Actually it looked exactly like that except I’ve ignored most of the data because no-one likes scrolling through data. I’ve also changed the example because it was tedious. A cat was recently asked to do jury service (http://www.telegraph.co.uk/news/newstopics/howaboutthat/8264782/Cat-ordered-to-do-jury-service.html) … hopefully the trial wasn’t for a cat burglar. Imagine , we wanted to test their abilities. We gave them several trial cases on a video screen, then asked them to decide guilty or not guilty by pressing a button. Their score is the number of decisions that they got correct. As a control we had some humans and snails. Not sure what the snails control for, but I like them (their eyes are cute when they stick out).

 

So, I’m doing a one-way ANOVA and I have three groups (helpfully labeled cat, human, snail) and an outcome: number of felons correctly identified as guilty. The data above are in the format SPSS expects them to be in. Then I decide that I want to do a robust ANOVA because the data have a weird distribution. To do this, R needs to see my in columns like so:

 

Cat      Human           Snail

75       65       78

48       68       68

72       58       58

58       65       48

78       65       65

68                   68

62    

 

Took me a while to work out how to do this very easy task.
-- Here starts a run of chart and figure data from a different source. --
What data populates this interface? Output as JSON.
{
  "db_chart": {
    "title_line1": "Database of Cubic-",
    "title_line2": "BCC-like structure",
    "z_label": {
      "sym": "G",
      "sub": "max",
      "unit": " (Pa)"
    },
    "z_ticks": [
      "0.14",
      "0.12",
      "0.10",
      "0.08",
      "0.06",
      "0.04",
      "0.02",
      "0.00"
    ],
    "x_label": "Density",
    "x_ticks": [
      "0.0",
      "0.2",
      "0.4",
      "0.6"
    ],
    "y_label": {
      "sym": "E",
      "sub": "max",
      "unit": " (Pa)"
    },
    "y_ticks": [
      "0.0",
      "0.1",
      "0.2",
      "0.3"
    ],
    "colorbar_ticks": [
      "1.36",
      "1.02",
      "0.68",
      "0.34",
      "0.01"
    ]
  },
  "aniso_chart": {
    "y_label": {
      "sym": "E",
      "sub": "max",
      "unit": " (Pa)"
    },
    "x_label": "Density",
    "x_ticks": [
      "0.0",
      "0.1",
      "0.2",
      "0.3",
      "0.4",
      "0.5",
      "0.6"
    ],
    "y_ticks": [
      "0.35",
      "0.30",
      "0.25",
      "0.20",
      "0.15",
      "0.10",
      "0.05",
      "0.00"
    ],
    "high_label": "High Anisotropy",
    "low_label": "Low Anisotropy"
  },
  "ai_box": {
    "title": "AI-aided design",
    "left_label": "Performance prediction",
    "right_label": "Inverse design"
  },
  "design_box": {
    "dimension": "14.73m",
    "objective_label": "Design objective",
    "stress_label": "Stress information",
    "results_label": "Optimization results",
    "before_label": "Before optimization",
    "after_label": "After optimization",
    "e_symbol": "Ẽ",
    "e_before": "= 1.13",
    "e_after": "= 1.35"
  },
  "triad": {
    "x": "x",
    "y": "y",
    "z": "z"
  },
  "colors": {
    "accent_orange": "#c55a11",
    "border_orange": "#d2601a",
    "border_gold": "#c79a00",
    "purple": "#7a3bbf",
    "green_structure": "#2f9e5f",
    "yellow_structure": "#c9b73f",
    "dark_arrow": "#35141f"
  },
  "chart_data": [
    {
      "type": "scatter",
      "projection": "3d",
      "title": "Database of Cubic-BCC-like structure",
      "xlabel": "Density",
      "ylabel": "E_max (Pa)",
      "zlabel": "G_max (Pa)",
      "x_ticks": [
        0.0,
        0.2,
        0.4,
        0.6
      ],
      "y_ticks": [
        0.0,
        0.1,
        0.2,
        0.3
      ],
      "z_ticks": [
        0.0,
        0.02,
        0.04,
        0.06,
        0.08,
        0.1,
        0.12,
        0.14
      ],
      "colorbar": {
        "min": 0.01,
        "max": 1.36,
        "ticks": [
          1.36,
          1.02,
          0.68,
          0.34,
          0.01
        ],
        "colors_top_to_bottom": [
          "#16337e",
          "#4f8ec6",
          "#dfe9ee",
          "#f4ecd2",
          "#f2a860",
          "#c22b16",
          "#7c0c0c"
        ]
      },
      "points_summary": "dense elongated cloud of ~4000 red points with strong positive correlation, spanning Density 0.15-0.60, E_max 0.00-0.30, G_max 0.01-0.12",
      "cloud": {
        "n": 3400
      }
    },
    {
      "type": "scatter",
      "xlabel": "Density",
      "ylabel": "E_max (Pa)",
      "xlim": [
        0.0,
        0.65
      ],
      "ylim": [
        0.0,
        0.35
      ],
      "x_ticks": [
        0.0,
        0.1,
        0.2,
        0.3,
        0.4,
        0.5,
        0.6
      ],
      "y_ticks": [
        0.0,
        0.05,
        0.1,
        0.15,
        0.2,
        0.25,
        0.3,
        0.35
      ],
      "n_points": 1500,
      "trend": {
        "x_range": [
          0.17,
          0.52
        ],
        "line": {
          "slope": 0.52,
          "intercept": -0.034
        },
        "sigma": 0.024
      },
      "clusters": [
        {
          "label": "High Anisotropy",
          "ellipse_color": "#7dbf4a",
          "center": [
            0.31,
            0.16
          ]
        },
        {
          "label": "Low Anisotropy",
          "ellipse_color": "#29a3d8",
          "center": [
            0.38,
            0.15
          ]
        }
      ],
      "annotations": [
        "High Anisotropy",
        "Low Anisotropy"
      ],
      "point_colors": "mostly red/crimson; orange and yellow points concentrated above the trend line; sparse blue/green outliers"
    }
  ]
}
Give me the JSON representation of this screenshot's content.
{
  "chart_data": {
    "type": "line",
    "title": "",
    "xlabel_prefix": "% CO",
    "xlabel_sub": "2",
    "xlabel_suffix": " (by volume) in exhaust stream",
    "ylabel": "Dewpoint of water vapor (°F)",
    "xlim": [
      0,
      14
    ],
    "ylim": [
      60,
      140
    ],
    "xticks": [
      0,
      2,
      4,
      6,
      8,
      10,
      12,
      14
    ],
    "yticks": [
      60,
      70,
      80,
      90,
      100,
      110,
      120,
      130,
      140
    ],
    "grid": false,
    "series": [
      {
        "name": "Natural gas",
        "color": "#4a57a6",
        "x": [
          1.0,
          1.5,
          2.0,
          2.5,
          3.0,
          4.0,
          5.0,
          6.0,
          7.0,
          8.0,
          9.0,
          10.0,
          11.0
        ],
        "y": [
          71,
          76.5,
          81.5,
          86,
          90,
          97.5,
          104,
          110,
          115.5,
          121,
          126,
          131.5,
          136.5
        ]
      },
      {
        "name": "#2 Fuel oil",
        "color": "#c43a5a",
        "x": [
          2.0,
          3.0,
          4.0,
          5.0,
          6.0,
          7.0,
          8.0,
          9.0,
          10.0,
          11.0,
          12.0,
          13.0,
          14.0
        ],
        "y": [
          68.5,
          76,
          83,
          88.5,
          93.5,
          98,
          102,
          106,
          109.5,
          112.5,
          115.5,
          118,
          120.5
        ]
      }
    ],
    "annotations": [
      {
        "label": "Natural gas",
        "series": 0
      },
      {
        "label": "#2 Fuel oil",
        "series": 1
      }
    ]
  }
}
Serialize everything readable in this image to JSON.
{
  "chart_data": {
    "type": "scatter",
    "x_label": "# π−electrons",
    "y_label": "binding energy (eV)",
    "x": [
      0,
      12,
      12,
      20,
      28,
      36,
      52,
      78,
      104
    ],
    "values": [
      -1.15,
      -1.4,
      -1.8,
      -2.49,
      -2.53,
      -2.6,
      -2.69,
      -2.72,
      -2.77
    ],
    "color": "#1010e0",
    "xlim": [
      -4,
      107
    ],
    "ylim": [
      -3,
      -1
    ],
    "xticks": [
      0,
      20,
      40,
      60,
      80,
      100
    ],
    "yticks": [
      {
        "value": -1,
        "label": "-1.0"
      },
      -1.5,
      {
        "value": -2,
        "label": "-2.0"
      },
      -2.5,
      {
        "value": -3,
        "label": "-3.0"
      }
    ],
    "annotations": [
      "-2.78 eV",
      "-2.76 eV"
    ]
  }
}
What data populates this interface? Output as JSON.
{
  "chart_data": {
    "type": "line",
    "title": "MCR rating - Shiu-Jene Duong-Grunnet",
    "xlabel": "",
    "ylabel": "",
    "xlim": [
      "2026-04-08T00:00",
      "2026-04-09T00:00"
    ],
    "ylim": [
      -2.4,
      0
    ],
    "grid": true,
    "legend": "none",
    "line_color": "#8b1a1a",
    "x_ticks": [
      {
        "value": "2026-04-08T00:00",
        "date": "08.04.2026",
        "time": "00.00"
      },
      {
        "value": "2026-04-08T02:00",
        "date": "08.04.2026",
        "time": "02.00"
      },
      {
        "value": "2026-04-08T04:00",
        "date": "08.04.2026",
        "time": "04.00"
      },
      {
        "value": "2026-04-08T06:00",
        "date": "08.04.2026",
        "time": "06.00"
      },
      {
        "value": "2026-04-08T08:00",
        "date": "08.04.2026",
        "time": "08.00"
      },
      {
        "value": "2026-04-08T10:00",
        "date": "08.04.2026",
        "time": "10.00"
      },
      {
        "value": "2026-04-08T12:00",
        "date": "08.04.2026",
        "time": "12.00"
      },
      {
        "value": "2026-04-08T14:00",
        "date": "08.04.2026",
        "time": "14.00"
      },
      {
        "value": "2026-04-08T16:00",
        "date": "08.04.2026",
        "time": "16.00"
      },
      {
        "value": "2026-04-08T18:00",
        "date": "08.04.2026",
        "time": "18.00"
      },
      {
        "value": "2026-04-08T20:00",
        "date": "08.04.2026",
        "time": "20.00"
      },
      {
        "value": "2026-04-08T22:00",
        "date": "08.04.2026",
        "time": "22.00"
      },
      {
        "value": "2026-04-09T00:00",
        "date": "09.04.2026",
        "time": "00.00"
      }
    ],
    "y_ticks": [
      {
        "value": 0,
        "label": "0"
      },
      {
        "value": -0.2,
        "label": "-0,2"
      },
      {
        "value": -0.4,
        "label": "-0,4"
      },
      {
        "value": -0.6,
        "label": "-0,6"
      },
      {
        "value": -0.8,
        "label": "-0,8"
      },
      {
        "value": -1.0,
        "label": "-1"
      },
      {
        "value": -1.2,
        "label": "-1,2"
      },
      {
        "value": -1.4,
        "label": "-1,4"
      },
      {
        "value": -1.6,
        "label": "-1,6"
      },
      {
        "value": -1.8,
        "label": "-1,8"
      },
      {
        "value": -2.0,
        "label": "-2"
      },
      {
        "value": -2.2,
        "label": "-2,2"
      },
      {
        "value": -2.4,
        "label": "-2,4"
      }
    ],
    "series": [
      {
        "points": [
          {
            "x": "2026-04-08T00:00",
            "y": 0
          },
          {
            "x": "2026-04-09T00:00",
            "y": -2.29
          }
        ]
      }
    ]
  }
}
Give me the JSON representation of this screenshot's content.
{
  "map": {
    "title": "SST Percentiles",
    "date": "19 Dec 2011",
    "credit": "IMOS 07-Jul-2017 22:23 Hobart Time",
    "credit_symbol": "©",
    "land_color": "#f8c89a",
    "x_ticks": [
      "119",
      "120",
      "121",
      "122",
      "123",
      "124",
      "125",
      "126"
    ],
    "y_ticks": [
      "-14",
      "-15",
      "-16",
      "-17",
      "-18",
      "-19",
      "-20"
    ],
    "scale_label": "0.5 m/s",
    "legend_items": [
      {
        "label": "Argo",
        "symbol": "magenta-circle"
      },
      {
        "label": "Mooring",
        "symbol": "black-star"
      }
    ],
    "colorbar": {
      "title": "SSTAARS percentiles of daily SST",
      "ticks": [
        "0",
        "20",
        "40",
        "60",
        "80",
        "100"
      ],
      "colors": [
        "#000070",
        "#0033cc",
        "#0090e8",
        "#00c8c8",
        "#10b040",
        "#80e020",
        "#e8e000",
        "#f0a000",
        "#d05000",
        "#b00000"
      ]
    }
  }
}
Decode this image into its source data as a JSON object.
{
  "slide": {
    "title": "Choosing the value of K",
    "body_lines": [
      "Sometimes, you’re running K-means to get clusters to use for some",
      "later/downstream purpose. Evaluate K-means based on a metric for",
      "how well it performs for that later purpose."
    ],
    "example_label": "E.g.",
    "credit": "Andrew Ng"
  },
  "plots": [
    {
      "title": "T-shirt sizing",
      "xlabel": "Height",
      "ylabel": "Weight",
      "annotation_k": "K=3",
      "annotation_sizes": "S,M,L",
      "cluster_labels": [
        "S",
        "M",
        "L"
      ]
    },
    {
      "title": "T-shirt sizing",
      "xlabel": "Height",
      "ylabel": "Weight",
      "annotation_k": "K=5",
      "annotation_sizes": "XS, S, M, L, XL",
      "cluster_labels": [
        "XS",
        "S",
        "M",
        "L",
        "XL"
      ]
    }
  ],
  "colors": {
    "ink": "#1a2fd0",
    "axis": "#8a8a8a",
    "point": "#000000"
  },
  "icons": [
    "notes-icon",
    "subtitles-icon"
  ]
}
Basically, if your original data are saved in a data frame called ‘jury’ that has two variables (percent and animal) then you create a new data frame (I’ve called it newData) using unstack():

 

newData<-unstack(jury, percent~animal)

 

This will break up the variable ‘percent’ into columns based on the variable ‘animal’ in the data frame called ‘jury’.

 

There’s also a package called reshape that has functions cast() and melt() which took me ages to get my head around, but that I ended up using a lot in the book. They’re better for things that aren’t as simple as this example.